Je m'appelle Charly, j'ai 11ans et je vis dans le département des Landes dans un petit village.
Je vis avec ma mère et mes deux soeurs, Zoé qui a 6ans et Elaura âgée de 2ans surnommée "boïte à bruits " pour les intimes. Mes parents sont séparés depuis ma petite enfance et mon père
vit à Nice.
J'ai deux signes particuliers : une petite excroissance cartilagineuse sur mon oreille droite (lol) mais si je suis ici c'est surtout parce que je suis ce que l'on appelle un enfant
dyspraxique.
J'ai créé ce blog parce que je voulais informer un maximum de monde sur ce qu'est la dyspraxie.
Un peu de théorie....La
dyspraxie est un
trouble des "praxies" (ce sont les gestes automatiques). Il s'agit donc d'un dysfonctionnement moteur qui a des
répercussions sur tous les aspects des gestes quotidiens. Pour vous expliquer plus simplement, prenons l'exemple du vélo. Lorsque l'on pédale on coordonne sans réfléchir ses jambes et ses mains
pour guider le vélo...l'esprit ainsi débarassé de cet automatisme, on peut se concentrer sur l'apprentissage. Un enfant dyspraxique lui, n'a pas cette coordination automatique et doit y penser en
permanence pour ne pas chuter et se maintenir en équilibre sur le vélo. Il en va de même pour l'écriture, le repérage dans l'espace etc.
Ce trouble a bouleversé ma vie quand on l'a découvert. Après des années et des années de galère, une hospitalisation dans un hopîtal de Bordeaux pendant un mois et une série de bilans médicaux,
psychologiques etc ont permis de poser un diagnostic.
La dyspraxie étant un trouble peu connu, il existe à ce jour peu de moyen.
Quand ce trouble a été diagnostiqué, avec ma maîtresse de CM2 et ma mère, nous avons mis en place une organisation de travail qui m'a rendu la vie scolaire plus supportable.
Ma maîtresse de l'époque a fait intervenir une personne, Mme Barthélémy, qui a joué et joue encore un rôle très important auprès de moi. Cette personne, enseignante de formation, travaille au sein
du Collège où je vais et son rôle est de s'occuper des enfants handicapés qui sont scolarisés.
A mon entrée en CM2, Mme Barthélémy, les enseignantes qui s'occupaient de moi, ma mère et moi-même avons commencé à élaborer ce que l'on appelle un PPS (Projet Personnalisé de
Scolarisation). Tout au long de cette année de CM2, nous nous sommes rencontrés régulièrement afin de faire un état des lieux de mes difficultés, de leur nature et des moyens à mettre en place pour
m'aider.
Ensuite mon dossier a été soumis à la MLDPH (Maison Landaise Des Personnes Handicapées) qui a officiellement reconnu mon handicap.
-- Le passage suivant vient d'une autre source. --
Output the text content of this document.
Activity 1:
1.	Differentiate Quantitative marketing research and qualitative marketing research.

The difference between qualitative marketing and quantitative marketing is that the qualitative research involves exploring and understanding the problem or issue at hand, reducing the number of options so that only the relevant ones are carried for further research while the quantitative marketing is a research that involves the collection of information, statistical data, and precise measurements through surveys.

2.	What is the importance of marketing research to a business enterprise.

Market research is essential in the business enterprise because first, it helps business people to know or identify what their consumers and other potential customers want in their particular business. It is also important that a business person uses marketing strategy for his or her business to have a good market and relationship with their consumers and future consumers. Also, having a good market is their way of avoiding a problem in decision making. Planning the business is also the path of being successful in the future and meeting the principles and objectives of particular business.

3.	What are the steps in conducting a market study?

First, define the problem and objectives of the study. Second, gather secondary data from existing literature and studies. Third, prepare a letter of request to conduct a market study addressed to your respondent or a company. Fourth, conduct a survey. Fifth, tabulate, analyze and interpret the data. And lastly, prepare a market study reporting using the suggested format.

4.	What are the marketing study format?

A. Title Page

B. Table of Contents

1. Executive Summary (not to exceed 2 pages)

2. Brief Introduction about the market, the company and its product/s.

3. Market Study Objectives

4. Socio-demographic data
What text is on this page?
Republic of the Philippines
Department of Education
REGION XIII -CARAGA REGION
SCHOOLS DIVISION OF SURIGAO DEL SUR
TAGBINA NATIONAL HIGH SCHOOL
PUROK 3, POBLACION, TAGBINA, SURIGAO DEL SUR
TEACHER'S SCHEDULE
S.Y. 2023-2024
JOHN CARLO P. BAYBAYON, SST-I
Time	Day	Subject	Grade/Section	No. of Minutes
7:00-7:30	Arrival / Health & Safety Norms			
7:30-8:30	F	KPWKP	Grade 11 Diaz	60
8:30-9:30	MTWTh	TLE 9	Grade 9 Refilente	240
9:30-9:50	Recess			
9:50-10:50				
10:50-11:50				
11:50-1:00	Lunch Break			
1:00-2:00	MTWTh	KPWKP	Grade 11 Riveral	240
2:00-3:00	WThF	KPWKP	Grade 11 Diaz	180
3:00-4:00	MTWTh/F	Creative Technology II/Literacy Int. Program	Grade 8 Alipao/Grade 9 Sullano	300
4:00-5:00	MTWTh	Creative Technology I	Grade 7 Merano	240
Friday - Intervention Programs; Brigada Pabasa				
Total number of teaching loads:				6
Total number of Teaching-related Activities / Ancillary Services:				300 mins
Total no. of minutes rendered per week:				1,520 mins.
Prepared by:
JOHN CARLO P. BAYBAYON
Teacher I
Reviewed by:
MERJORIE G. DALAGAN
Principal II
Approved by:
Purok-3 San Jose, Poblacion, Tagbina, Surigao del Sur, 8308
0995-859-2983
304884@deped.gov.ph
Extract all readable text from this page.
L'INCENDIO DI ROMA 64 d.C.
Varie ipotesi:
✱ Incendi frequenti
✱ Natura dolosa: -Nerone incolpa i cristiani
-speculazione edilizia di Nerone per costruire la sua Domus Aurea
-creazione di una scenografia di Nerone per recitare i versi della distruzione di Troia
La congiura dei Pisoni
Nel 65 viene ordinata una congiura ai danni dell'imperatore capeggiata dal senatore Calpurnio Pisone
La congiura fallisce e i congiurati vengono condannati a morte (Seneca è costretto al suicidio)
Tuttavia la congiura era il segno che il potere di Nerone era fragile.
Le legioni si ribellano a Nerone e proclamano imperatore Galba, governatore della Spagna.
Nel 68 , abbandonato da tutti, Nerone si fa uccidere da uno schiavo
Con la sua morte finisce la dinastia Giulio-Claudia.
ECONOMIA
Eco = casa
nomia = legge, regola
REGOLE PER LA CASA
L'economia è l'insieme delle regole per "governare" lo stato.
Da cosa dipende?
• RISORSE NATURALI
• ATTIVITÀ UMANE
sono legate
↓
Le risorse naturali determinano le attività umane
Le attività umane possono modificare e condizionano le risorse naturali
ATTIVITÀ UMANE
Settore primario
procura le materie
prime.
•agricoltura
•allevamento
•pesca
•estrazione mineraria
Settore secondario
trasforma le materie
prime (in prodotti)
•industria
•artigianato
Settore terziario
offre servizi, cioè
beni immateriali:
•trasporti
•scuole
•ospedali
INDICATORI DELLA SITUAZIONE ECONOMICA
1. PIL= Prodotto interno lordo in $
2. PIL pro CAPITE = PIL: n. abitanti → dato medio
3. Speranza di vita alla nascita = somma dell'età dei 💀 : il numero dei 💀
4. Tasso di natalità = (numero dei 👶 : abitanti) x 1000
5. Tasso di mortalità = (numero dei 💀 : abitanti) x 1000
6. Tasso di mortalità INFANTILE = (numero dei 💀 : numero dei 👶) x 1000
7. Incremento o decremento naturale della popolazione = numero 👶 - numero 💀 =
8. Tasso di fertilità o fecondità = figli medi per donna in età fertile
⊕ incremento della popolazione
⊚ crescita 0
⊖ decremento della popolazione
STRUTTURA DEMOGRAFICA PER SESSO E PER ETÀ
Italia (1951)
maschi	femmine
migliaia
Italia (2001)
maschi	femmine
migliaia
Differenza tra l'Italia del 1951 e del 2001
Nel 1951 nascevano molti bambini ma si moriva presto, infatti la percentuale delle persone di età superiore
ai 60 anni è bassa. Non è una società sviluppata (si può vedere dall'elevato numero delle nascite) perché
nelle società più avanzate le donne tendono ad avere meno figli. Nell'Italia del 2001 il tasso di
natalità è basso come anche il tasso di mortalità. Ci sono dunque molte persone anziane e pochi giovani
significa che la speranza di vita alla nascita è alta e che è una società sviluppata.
Ceci fût quelque chose de très important pour la continuité de ma scolarisation. Cette reconnaissance m'a aussi beaucoup soulagé et m'a permis de me déculpabiliser face à tout ce que je n'arrivais
pas à faire seul.
Grâce à cette reconnaissance nous avons pu demander l'intervention d'une auxiliaire de vie scolaire.
C'était déjà une belle avancée mais il faut savoir que le fait d'avoir l'accord pour l'intervention de cette auxiliaire de vie scolaire (AVS) ne garantit pas qu'un poste soit disponible. En effet,
ce sont des emplois précaires et l'offre est très inférieur à la demande.
Je sais que j'ai eu beaucoup de chance qu'une personne puisse être en poste auprès de moi à la rentrée 2007.
Il faut savoir que j'ai aussi la chance de vivre dans un département très performant en matière d'intégration des enfants handicapés à l'école.
Je dois dire aussi que j'ai de la chance d'avoir une mère qui exerce la profession de Déléguée à la Tutelle. Elle s'occupe des personnes placées sous mesure de protection par le juge des tutelles.
Elle est de formation Assistante Sociale. De ce fait, elle connaissait bien tous les mécanismes médico-sociaux.
Ma mère a toujours été là pour moi et chaque jour nous faisons équipe tous les deux pour mener ce combat contre la dyspraxie.
Une demande de matériel (ordinateur portable, dictaphone, clé usb et pavé numérique) est actuellement en cours auprès de la MLDPH et devrait aboutir positivement après les vacances de la
Toussaint.
Cet ordinateur me permettra de prendre les cours avec plus de rapidité. Mais avant, il va falloir que j'apprenne à m'en servir. C'est pourquoi je vais devoir faire plusieurs séances chez un
ergothérapeute.
Un rendez-vous de plus dans ma semaine déjà bien chargée....mais un rendez-vous nécessaire.
Mais revenons au déroulement des événements chronologique.
A la fin de mon CM2, la question s'est posée concernant mon orientation. Soit je refaisais un CM2 ce qui me rassurait parce que j'avais conscience de mes difficultés, soit je passais au collège, en
6ème, avec l'aide humaine et matériel nécessaires pour réussir.
Suite aux tests nationaux d'entrée en 6ème, faits en CM2, les résultats m'ont convaincu que je pouvais passer en 6ème.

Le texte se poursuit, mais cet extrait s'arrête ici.